My takeaway from the discussion of the Buridan’s Ass Paradox is that the issue turns on the relationship between reasons and contrastive reasons. Here’s one version of such a principle:
Reason R is a reason to do A (or believe p) only if, for any B (or q) that competes with A (or p), R is a reason to do A rather than B (or believe p rather than believe q).
Armed with such a principle, one can argue that the ass has no reason to choose either bale, and also has no reason to adopt any strategy for breaking the tie between the two bales. For example, the ass can’t flip a coin to break the tie. Not just because asses don’t have opposable thumbs, but because the ass has no reason to identify any result of the flip with a preference for either bale.
Note that such a principle is part of a common skeptical strategy in epistemology: you have to be able to rule out alternatives to a favored opinion in order for that opinion to be justified. Of course, standard non-skeptical epistemologies resist. Mooreans, such as Peter Klein, will want to be able to come to rationally believe, and know, ordinary claims of common sense and then deduce the falsity of skeptical hypotheses on the basis of these ordinary claims. Relevant alternatives theorists deny that you have to be able to rule out all alternatives, opting instead for having to rule out relevant alternatives. (Neither strategy will help the ass, however, since s/he has no preference for either bale, such as occurs when comparing the ordinary claims of common sense to skeptical hypotheses, and it would be a bizarre account of relevance for one of the two bales to fail to be a relevant alternative to the other.) Similar rejections of the principle above can be found in defeasibility theories, safety theories, and sensitivity theories: they all reject the strong tie between epistemic status and contrastive epistemic status.
If we think about what explanation can be given for the failure of the principle in the arena of action, it it hard to see how to extend that explanation to the arena of belief. Suppose, just for simplicity, that we are preference-satisfaction consequentialists about rational action.
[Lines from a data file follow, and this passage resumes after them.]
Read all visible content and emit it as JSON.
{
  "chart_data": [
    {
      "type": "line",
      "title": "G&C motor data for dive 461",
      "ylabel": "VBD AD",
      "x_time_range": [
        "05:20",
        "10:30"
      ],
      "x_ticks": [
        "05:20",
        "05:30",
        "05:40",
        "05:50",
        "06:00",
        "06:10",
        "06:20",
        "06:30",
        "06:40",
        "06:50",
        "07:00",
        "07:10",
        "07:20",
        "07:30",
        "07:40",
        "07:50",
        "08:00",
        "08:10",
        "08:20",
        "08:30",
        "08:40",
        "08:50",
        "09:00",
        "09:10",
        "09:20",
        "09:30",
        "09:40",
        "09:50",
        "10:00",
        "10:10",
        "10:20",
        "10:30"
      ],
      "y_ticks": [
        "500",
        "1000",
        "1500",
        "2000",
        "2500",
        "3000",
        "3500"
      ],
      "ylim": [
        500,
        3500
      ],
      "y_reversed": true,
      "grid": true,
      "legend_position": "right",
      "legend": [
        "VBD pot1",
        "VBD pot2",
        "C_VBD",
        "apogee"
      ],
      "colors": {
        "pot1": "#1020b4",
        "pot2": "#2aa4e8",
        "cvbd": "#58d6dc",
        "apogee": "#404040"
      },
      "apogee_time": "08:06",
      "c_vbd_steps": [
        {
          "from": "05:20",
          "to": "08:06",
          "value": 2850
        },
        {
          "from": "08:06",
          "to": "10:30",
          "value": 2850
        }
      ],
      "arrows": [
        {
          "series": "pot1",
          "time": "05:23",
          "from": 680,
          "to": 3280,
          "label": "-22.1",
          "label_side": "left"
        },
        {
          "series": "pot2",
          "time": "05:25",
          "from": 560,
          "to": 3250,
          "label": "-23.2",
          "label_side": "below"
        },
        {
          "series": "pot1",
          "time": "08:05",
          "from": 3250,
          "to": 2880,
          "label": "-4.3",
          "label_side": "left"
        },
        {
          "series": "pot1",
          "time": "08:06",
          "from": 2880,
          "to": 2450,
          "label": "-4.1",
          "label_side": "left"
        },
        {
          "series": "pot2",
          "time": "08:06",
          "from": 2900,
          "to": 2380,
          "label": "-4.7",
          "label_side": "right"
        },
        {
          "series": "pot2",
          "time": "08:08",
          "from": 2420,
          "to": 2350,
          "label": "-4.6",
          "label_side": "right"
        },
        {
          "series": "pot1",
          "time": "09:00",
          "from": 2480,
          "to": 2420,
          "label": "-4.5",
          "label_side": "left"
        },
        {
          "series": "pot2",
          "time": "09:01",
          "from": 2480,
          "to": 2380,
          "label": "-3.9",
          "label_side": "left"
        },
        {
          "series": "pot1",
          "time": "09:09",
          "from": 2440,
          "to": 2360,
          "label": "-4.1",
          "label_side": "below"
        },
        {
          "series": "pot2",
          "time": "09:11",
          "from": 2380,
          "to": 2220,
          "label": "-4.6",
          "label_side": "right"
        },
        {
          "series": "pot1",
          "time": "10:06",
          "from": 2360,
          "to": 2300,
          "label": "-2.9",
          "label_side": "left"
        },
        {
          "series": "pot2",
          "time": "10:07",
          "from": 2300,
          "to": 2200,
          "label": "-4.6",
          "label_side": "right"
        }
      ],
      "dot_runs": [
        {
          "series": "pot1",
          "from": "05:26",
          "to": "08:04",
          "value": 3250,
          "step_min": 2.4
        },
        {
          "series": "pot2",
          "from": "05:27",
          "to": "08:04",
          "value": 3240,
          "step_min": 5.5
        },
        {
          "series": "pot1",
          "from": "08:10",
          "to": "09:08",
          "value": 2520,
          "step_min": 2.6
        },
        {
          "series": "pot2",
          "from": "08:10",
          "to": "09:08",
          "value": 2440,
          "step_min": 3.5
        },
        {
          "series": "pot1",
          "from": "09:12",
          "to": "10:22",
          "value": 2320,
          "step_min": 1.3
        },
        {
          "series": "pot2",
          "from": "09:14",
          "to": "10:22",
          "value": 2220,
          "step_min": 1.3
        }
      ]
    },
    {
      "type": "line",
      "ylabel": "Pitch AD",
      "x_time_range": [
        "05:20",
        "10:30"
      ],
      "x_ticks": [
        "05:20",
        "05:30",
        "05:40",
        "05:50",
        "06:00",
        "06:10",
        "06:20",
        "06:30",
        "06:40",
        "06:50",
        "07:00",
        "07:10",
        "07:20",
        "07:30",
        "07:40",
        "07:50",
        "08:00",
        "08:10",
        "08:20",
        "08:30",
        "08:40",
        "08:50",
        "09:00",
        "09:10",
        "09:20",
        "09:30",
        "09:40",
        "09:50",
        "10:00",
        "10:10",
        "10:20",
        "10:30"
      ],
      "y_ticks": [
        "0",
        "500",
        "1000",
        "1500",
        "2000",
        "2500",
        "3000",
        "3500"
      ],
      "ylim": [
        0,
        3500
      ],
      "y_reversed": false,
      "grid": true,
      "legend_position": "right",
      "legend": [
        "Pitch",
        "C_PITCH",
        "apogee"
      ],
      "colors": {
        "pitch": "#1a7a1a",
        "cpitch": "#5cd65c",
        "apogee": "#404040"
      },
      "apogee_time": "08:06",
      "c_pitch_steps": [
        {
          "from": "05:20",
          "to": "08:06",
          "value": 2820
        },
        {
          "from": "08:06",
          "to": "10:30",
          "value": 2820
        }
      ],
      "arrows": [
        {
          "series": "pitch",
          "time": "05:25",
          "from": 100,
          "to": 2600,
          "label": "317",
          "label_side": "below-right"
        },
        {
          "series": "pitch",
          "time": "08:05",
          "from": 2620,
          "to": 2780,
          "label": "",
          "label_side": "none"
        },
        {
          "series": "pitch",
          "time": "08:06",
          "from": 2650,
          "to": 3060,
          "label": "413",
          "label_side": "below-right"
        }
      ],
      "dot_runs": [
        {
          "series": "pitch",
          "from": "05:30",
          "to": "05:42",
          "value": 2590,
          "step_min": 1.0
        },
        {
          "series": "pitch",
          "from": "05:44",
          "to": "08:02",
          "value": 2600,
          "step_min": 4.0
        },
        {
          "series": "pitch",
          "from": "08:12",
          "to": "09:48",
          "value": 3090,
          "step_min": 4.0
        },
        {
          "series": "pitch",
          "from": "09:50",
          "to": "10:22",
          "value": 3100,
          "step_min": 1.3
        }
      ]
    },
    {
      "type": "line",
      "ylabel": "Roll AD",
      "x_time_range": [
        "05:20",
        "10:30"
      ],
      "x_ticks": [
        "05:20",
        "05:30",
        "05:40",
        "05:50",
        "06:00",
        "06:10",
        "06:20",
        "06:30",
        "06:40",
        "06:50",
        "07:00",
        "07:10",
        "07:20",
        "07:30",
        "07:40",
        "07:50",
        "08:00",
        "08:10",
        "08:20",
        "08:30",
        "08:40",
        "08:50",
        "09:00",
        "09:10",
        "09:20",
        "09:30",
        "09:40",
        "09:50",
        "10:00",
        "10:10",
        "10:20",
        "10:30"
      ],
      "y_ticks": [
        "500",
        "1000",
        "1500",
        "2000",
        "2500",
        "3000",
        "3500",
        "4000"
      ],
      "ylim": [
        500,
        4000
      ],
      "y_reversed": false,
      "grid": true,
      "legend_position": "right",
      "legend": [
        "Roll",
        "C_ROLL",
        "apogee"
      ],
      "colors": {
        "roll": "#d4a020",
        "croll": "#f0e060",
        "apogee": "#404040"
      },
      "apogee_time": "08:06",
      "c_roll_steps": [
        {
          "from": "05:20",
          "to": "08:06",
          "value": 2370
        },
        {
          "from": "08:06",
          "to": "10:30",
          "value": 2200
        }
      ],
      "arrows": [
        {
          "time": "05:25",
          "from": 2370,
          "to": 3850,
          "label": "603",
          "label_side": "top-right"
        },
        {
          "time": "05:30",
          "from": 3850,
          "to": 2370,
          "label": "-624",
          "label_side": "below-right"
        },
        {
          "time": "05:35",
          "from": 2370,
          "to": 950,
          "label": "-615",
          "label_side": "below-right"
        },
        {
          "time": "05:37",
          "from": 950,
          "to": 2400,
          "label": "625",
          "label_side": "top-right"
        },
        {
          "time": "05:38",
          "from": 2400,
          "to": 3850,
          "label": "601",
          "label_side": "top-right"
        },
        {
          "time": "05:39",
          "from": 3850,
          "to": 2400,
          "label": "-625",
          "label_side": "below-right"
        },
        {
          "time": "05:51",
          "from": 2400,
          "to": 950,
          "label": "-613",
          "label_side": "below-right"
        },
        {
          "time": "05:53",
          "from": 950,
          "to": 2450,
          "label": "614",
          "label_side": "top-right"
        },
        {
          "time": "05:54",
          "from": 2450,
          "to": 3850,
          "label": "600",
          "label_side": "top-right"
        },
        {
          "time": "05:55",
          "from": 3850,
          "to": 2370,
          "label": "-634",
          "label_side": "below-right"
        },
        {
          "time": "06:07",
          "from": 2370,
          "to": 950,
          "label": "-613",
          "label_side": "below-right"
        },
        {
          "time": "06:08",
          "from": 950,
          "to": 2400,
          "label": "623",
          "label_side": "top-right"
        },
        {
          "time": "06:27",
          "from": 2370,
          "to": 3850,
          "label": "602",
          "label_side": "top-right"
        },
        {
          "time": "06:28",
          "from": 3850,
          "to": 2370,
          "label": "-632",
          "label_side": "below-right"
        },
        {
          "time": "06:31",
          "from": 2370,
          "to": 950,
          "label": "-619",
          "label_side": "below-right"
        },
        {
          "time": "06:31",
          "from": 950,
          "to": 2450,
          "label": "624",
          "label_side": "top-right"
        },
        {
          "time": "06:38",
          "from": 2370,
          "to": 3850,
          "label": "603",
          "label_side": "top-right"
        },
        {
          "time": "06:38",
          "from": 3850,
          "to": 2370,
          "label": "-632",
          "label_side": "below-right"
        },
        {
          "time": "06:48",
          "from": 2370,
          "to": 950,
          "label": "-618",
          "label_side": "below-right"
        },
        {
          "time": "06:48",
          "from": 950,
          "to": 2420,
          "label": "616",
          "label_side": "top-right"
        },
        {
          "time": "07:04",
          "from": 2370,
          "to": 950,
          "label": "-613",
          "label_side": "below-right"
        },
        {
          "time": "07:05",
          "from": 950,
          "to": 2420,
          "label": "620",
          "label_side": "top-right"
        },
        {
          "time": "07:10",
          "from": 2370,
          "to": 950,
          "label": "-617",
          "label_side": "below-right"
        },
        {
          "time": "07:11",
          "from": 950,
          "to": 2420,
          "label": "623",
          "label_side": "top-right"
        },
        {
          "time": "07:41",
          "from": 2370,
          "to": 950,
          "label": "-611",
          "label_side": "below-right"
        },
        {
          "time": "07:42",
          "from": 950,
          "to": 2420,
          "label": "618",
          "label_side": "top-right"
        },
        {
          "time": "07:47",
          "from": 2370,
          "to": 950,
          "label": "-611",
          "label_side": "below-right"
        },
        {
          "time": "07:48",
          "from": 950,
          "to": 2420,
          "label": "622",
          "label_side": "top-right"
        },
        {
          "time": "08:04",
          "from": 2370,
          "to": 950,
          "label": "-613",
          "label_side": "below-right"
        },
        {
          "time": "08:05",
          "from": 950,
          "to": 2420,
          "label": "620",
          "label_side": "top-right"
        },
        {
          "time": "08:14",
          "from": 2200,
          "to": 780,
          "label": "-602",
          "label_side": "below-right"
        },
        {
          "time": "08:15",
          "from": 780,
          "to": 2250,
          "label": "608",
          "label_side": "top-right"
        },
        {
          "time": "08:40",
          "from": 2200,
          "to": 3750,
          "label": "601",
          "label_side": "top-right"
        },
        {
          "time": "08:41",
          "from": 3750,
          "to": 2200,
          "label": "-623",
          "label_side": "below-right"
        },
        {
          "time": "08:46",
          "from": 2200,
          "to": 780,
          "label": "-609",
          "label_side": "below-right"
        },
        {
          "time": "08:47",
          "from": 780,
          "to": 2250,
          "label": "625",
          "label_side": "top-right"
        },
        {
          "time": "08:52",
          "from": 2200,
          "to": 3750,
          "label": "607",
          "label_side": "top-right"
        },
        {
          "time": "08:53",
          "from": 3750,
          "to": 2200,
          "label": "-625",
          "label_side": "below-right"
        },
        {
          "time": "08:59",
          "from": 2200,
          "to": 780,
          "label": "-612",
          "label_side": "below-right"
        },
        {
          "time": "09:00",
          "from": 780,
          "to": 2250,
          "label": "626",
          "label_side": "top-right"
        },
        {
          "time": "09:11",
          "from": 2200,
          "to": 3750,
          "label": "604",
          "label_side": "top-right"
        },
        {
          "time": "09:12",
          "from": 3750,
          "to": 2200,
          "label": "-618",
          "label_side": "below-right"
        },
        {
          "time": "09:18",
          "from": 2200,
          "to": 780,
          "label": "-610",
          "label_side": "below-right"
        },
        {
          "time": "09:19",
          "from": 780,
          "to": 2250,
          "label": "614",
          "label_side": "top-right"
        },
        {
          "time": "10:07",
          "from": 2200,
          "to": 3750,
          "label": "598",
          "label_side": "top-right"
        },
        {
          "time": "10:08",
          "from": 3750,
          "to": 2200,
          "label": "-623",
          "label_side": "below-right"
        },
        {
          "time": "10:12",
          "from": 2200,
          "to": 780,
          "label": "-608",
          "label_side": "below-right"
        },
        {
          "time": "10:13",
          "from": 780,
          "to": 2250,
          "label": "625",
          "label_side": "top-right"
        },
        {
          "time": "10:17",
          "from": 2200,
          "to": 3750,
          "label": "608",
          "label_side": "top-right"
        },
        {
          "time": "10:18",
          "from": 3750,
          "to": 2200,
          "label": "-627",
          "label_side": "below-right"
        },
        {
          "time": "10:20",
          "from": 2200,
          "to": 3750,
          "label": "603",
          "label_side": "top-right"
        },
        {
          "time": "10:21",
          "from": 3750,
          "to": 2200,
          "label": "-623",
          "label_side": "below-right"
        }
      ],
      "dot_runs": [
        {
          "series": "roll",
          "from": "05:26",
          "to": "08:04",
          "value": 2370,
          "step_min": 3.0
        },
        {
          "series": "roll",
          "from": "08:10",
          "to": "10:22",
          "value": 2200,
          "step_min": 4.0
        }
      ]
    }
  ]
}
The literature on the question of whether there are basic actions shows that there is a heirarchical structure to this domain, akin to the relationship between means and ends. In the paradox, there is a decisive reason to eat rather than not, but one cannot eat without performing some more specific action that constitutes a way of eating. So, here’s an idea in the theory of rational action: we can tolerate violations of the connection between reasons and contrastive reasons so long as such a connection exists at a higher level of generality. Arbitrary actions can be rational in virtue of being means to a goal which is rational in virtue of a convergence of reasons and contrastive reasons.
The same considerations would extend into the doxastic realm when we are talking about the practical rationality, or even the all-things-considered rationality of holding beliefs: to navigate the world and have any decent sort of life, beliefs are needed. Pyrrhonian suspension of belief does not work well (because the idea of acquiescing to the appearances has no suitable non-doxastic interpretation). But what about epistemic rationality itself, the rationality involving the idealized perspective in which we assume only purely cognitive interests? Sometimes I think we should just be hardheaded skeptics here, and say that from this purely epistemic position, nothing passes scrutiny because there is no available explanation why reasons don’t need to be contrastive reasons (and explain away contrary inclinations by appeal to the differences between epistemic rationality, practical rationality, and all-things-considered rationality). In my more accommodating moments, though, I find Ralph’s (Wedgwood, that is) contextualist ideas quite attractive (though perhaps replacing the contextualism with something more subjective). Maybe we should say that it’s a matter of how much risk of error is tolerable in the theory of epistemic rationality in order to make possible… Well, what? Well, what I’d say is: the achievement of the surpassing epistemic good of understanding. If we set the bar very high, we reduce or eliminate the possibility of achieving understanding, and that’s bad, especially from a purely cognitive point of view. So, maybe the great good of understanding functions with respect to specific beliefs the way more generic actions function with respect to specific realizations of them: in both cases, we have an explanation why reasons don’t always need to be contrastive reasons. In some quite interesting sense, both beliefs and actions can be arbitrary and yet rational (arbitrary in the sense of not conforming to the requirement that reasons are always and everywhere contrastive reasons).
Even granting this result, there’s still the hard question of determining in which range of cases reasons have to be contrastive reasons, for surely there is such a range of cases. But since reasons don’t always need to be contrastive reasons, arbitary actions can be rational and so, perhaps, can arbitrary beliefs. Such a conclusion doesn’t by itself block the paradox, but it blocks one way of developing it.